The first fully 3D printed LED’s do really exist and they are out there! Developing the capability to 3D print various materials could enable the free form generation of active electronics in unique functional, interwoven architectures. Achieving such a seamless integration of a diversity of materials with 3D printing is a significant challenge that requires overcoming discrepancies in material properties in addition to ensuring that all the materials are compatible with the process. 3D printing Quantum Dot LED’s: a myth or reality?
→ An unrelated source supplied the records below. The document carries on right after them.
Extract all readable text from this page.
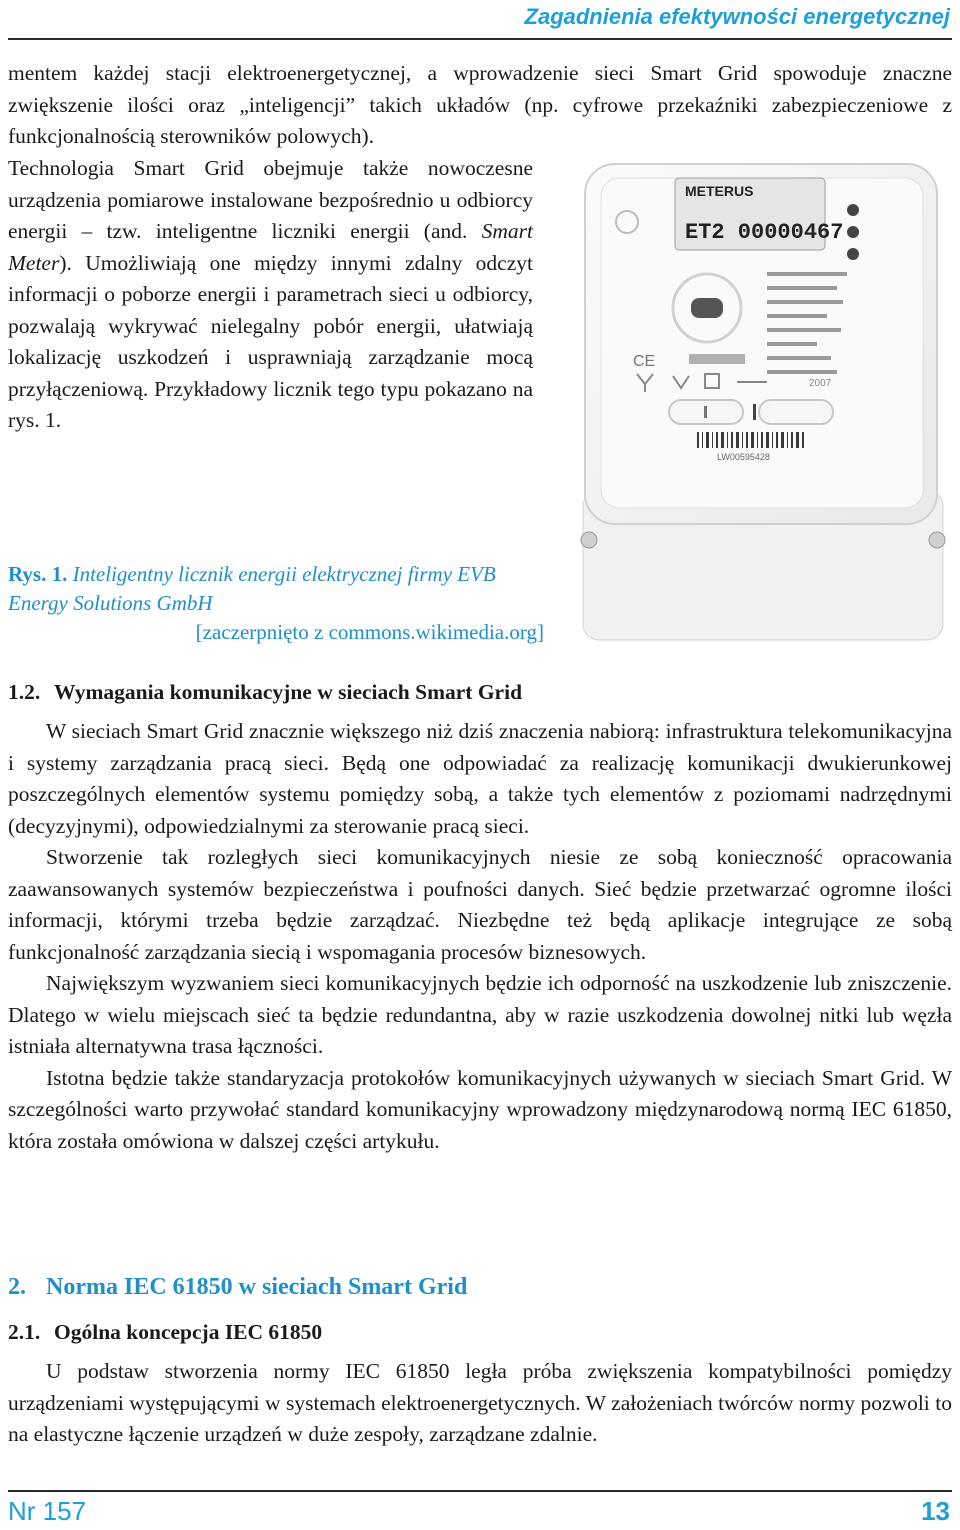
Zagadnienia efektywności energetycznej

mentem każdej stacji elektroenergetycznej, a wprowadzenie sieci Smart Grid spowoduje znaczne zwiększenie ilości oraz „inteligencji” takich układów (np. cyfrowe przekaźniki zabezpieczeniowe z funkcjonalnością sterowników polowych).

Technologia Smart Grid obejmuje także nowoczesne urządzenia pomiarowe instalowane bezpośrednio u odbiorcy energii – tzw. inteligentne liczniki energii (and. Smart Meter). Umożliwiają one między innymi zdalny odczyt informacji o poborze energii i parametrach sieci u odbiorcy, pozwalają wykrywać nielegalny pobór energii, ułatwiają lokalizację uszkodzeń i usprawniają zarządzanie mocą przyłączeniową. Przykładowy licznik tego typu pokazano na rys. 1.

METERUS
ET2 00000467
CE
2007
LW00595428
Rys. 1. Inteligentny licznik energii elektrycznej firmy EVB Energy Solutions GmbH
[zaczerpnięto z commons.wikimedia.org]
1.2. Wymagania komunikacyjne w sieciach Smart Grid

W sieciach Smart Grid znacznie większego niż dziś znaczenia nabiorą: infrastruktura telekomunikacyjna i systemy zarządzania pracą sieci. Będą one odpowiadać za realizację komunikacji dwukierunkowej poszczególnych elementów systemu pomiędzy sobą, a także tych elementów z poziomami nadrzędnymi (decyzyjnymi), odpowiedzialnymi za sterowanie pracą sieci.

Stworzenie tak rozległych sieci komunikacyjnych niesie ze sobą konieczność opracowania zaawansowanych systemów bezpieczeństwa i poufności danych. Sieć będzie przetwarzać ogromne ilości informacji, którymi trzeba będzie zarządzać. Niezbędne też będą aplikacje integrujące ze sobą funkcjonalność zarządzania siecią i wspomagania procesów biznesowych.

Największym wyzwaniem sieci komunikacyjnych będzie ich odporność na uszkodzenie lub zniszczenie. Dlatego w wielu miejscach sieć ta będzie redundantna, aby w razie uszkodzenia dowolnej nitki lub węzła istniała alternatywna trasa łączności.

Istotna będzie także standaryzacja protokołów komunikacyjnych używanych w sieciach Smart Grid. W szczególności warto przywołać standard komunikacyjny wprowadzony międzynarodową normą IEC 61850, która została omówiona w dalszej części artykułu.

2. Norma IEC 61850 w sieciach Smart Grid
2.1. Ogólna koncepcja IEC 61850

U podstaw stworzenia normy IEC 61850 legła próba zwiększenia kompatybilności pomiędzy urządzeniami występującymi w systemach elektroenergetycznych. W założeniach twórców normy pozwoli to na elastyczne łączenie urządzeń w duże zespoły, zarządzane zdalnie.

Nr 157	13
To date, 3D printing was limited to the use of specific plastics, passive conductors, and some biological materials. Princeton University, however, have gone far beyond two-toned action figures with a research conducted back in 2014: they tried to fully 3D print world’s first LED light sources. To make the LED’s (Light-Emitting Diodes) from scratch, the researchers build a custom 3D printer for their research purposes. They finally managed to mix and match five different materials into the first fully 3D printed LED light sources.

The LED’s that the Princeton University team created are so called ‘Quantum Dot LED’s’. They are a lot like the LED’s that are built into cellphones and television screens, but less stronger in output today. The expectation is that printed Quantum Dot LED’s could be more energy efficient in the end.

As a proof of concept for demonstrating the integrated functionality of the various materials, quantum dot-based light-emitting diodes (aka QD-LEDs) were 3D printed. The properties of these quantum dots are that they emission pure and tunable colors. By further incorporating the 3D scanning of surface topologies, the ability to print devices onto curved surfaces was demonstrated.

The printed LED’s didn’t come close to beating the really functional LED’s as used in functional lighting applications out there. However, the Princeton Uni team expects that by controlling the thickness and uniformity of the quantum dots, and by experimenting with different ink formulations, the performance of the 3D printed LED’s could get better in the future. We’re curious to see what comes up next!